FSC chairman says investors must know risk
But, he added, the financial authority will come up with regulations against private equity funds to protect investors following the recent controversy over derivative-linked funds (DLFs) sold by banks.
“[My] position [on private equity funds] is slowly changing [towards tightening regulation],” FSC Chairman Eun said on Thursday during a press briefing celebrating his first month on the job.
Eun said the FSC will come up with measures as early as the end of this month and no later than early November, the same promise he made last week during a National Assembly audit.
The FSC chairman said investors have no one else to blame for bad investment decisions beyond themselves.
“There is no free lunch in the world,” Eun said. “The investment that you make is your own responsibility.
“You have to make your own judgment on whether the investment that you are making is safe or not.”
Eun said he never said banks should bear the responsibility for the recent controversy.
“We’re not here to determine if [the banks] committed fraud or not,” Eun said. “This has to be determined by the prosecutors’ office or the courts if it becomes a criminal case.
“The Financial Supervisory Service is only looking into whether [the banks] failed to properly inform investors.”
Derivative-linked securities (DLSs) and DLF investments sold by Woori and KEB Hana Bank became a major controversy this year after investors suffered major losses. Many were elderly people investing their life savings or retirement paychecks.
DLFs sold by Woori Bank that tracked interest rates of 10-year German treasury bonds suffered major losses after interest rates plummeted.
Some investors have claimed their investment shrunk more than one third.
The investors claimed that the financial companies promised that the investment guaranteed 4 percent returns and said the possibility of losing their investments were low.

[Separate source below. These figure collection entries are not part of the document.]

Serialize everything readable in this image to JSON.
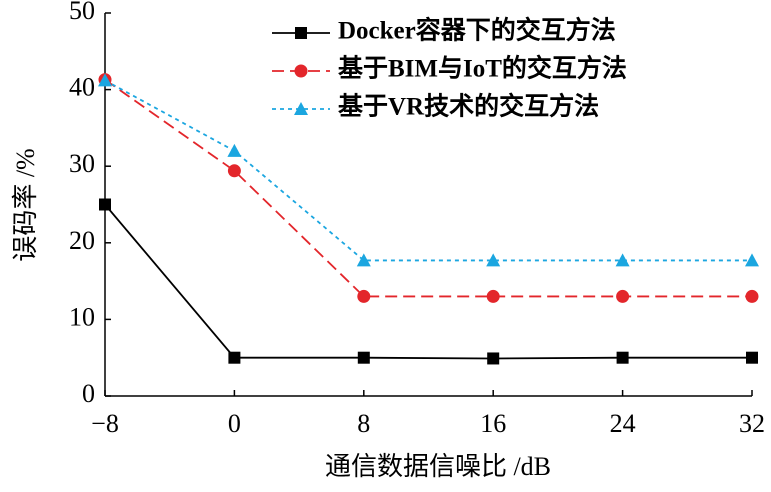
{
  "chart_data": {
    "type": "line",
    "x_label": "通信数据信噪比 /dB",
    "y_label": "误码率 /%",
    "x": [
      -8,
      0,
      8,
      16,
      24,
      32
    ],
    "series": [
      {
        "name": "Docker容器下的交互方法",
        "color": "#000000",
        "dash": "solid",
        "marker": "square",
        "values": [
          25,
          5,
          5,
          4.9,
          5,
          5
        ]
      },
      {
        "name": "基于BIM与IoT的交互方法",
        "color": "#e3262b",
        "dash": "dashed",
        "marker": "circle",
        "values": [
          41.3,
          29.4,
          13,
          13,
          13,
          13
        ]
      },
      {
        "name": "基于VR技术的交互方法",
        "color": "#1ba6e0",
        "dash": "dotted",
        "marker": "triangle",
        "values": [
          41.2,
          32,
          17.7,
          17.7,
          17.7,
          17.7
        ]
      }
    ],
    "xlim": [
      -8,
      32
    ],
    "xticks": [
      {
        "value": -8,
        "label": "−8"
      },
      0,
      8,
      16,
      24,
      32
    ],
    "ylim": [
      0,
      50
    ],
    "yticks": [
      0,
      10,
      20,
      30,
      40,
      50
    ],
    "legend": "upper right"
  }
}
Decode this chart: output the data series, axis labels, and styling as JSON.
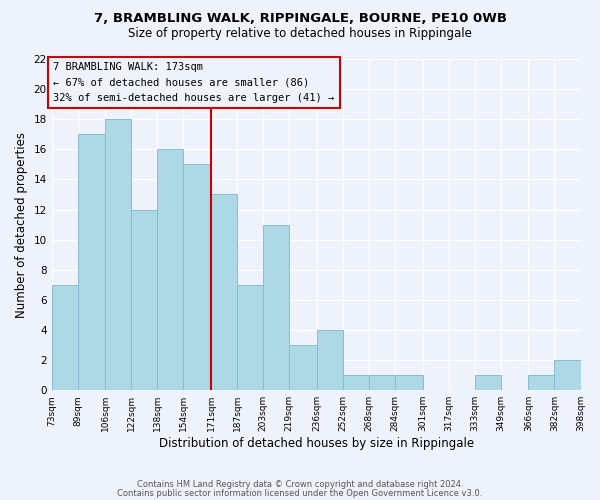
{
  "title": "7, BRAMBLING WALK, RIPPINGALE, BOURNE, PE10 0WB",
  "subtitle": "Size of property relative to detached houses in Rippingale",
  "xlabel": "Distribution of detached houses by size in Rippingale",
  "ylabel": "Number of detached properties",
  "bin_edges": [
    73,
    89,
    106,
    122,
    138,
    154,
    171,
    187,
    203,
    219,
    236,
    252,
    268,
    284,
    301,
    317,
    333,
    349,
    366,
    382,
    398
  ],
  "counts": [
    7,
    17,
    18,
    12,
    16,
    15,
    13,
    7,
    11,
    3,
    4,
    1,
    1,
    1,
    0,
    0,
    1,
    0,
    1,
    2
  ],
  "bar_color": "#add8e6",
  "bar_edge_color": "#89bdd3",
  "vline_x": 171,
  "vline_color": "#cc0000",
  "ylim": [
    0,
    22
  ],
  "yticks": [
    0,
    2,
    4,
    6,
    8,
    10,
    12,
    14,
    16,
    18,
    20,
    22
  ],
  "annotation_title": "7 BRAMBLING WALK: 173sqm",
  "annotation_line1": "← 67% of detached houses are smaller (86)",
  "annotation_line2": "32% of semi-detached houses are larger (41) →",
  "annotation_box_edge_color": "#cc0000",
  "footer_line1": "Contains HM Land Registry data © Crown copyright and database right 2024.",
  "footer_line2": "Contains public sector information licensed under the Open Government Licence v3.0.",
  "background_color": "#eef2fb",
  "tick_labels": [
    "73sqm",
    "89sqm",
    "106sqm",
    "122sqm",
    "138sqm",
    "154sqm",
    "171sqm",
    "187sqm",
    "203sqm",
    "219sqm",
    "236sqm",
    "252sqm",
    "268sqm",
    "284sqm",
    "301sqm",
    "317sqm",
    "333sqm",
    "349sqm",
    "366sqm",
    "382sqm",
    "398sqm"
  ]
}
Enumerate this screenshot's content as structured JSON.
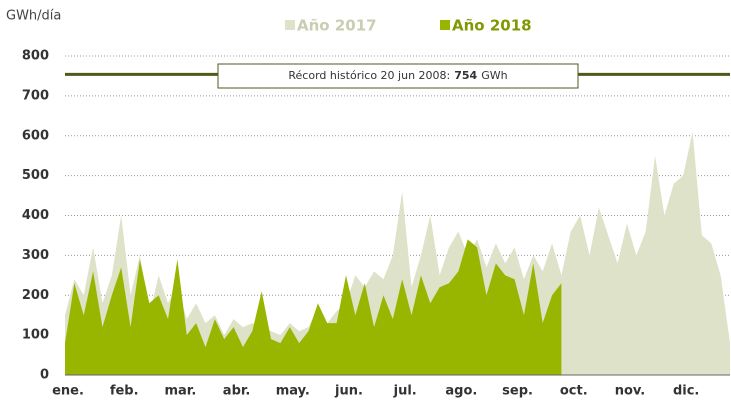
{
  "chart_data": {
    "type": "area",
    "y_label": "GWh/día",
    "categories": [
      "ene.",
      null,
      null,
      null,
      null,
      null,
      "feb.",
      null,
      null,
      null,
      null,
      null,
      "mar.",
      null,
      null,
      null,
      null,
      null,
      "abr.",
      null,
      null,
      null,
      null,
      null,
      "may.",
      null,
      null,
      null,
      null,
      null,
      "jun.",
      null,
      null,
      null,
      null,
      null,
      "jul.",
      null,
      null,
      null,
      null,
      null,
      "ago.",
      null,
      null,
      null,
      null,
      null,
      "sep.",
      null,
      null,
      null,
      null,
      null,
      "oct.",
      null,
      null,
      null,
      null,
      null,
      "nov.",
      null,
      null,
      null,
      null,
      null,
      "dic.",
      null,
      null,
      null,
      null,
      null
    ],
    "series": [
      {
        "name": "Año 2017",
        "color": "#dde2c8",
        "values": [
          150,
          240,
          200,
          320,
          180,
          250,
          400,
          200,
          300,
          150,
          250,
          180,
          220,
          140,
          180,
          130,
          150,
          100,
          140,
          120,
          130,
          120,
          110,
          100,
          130,
          110,
          120,
          170,
          130,
          160,
          180,
          250,
          220,
          260,
          240,
          300,
          460,
          220,
          300,
          400,
          250,
          320,
          360,
          300,
          340,
          270,
          330,
          280,
          320,
          240,
          300,
          260,
          330,
          250,
          360,
          400,
          300,
          420,
          350,
          280,
          380,
          300,
          360,
          550,
          400,
          480,
          500,
          610,
          350,
          330,
          250,
          80
        ]
      },
      {
        "name": "Año 2018",
        "color": "#98b600",
        "values": [
          80,
          230,
          150,
          260,
          120,
          200,
          270,
          120,
          290,
          180,
          200,
          140,
          290,
          100,
          130,
          70,
          140,
          90,
          120,
          70,
          110,
          210,
          90,
          80,
          120,
          80,
          110,
          180,
          130,
          130,
          250,
          150,
          230,
          120,
          200,
          140,
          240,
          150,
          250,
          180,
          220,
          230,
          260,
          340,
          320,
          200,
          280,
          250,
          240,
          150,
          280,
          130,
          200,
          230,
          null,
          null,
          null,
          null,
          null,
          null,
          null,
          null,
          null,
          null,
          null,
          null,
          null,
          null,
          null,
          null,
          null,
          null
        ]
      }
    ],
    "record": {
      "label": "Récord histórico 20 jun 2008:",
      "value": 754,
      "unit": "GWh",
      "color": "#4d5a1c"
    },
    "ylim": [
      0,
      800
    ],
    "yticks": [
      0,
      100,
      200,
      300,
      400,
      500,
      600,
      700,
      800
    ],
    "grid": true
  }
}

The financial authorities are looking into whether the financial companies sold the products to investors without properly explaining the risks that were involved with the derivatives.
Woori and KEB Hana Bank accounted for 99.1 percent of the 822.4 billion won ($687.8 million) of the derivative-linked products sold to 3,654 retail investors and 188 businesses as of Aug. 7.
Nearly half of the retail investors were aged 60 or older.
The FSC chairman also said the financial authority is working on approving a third online bank within this year.
However, he denied speculation that there is a low interest within the industry in online banks.
“We have to closely look into it since we’ve just started accepting applicants today,” Eun said. “But through the consulting that we have had, the market is not cold nor is it overheated.”
He said personally he hoped that there would be more interest.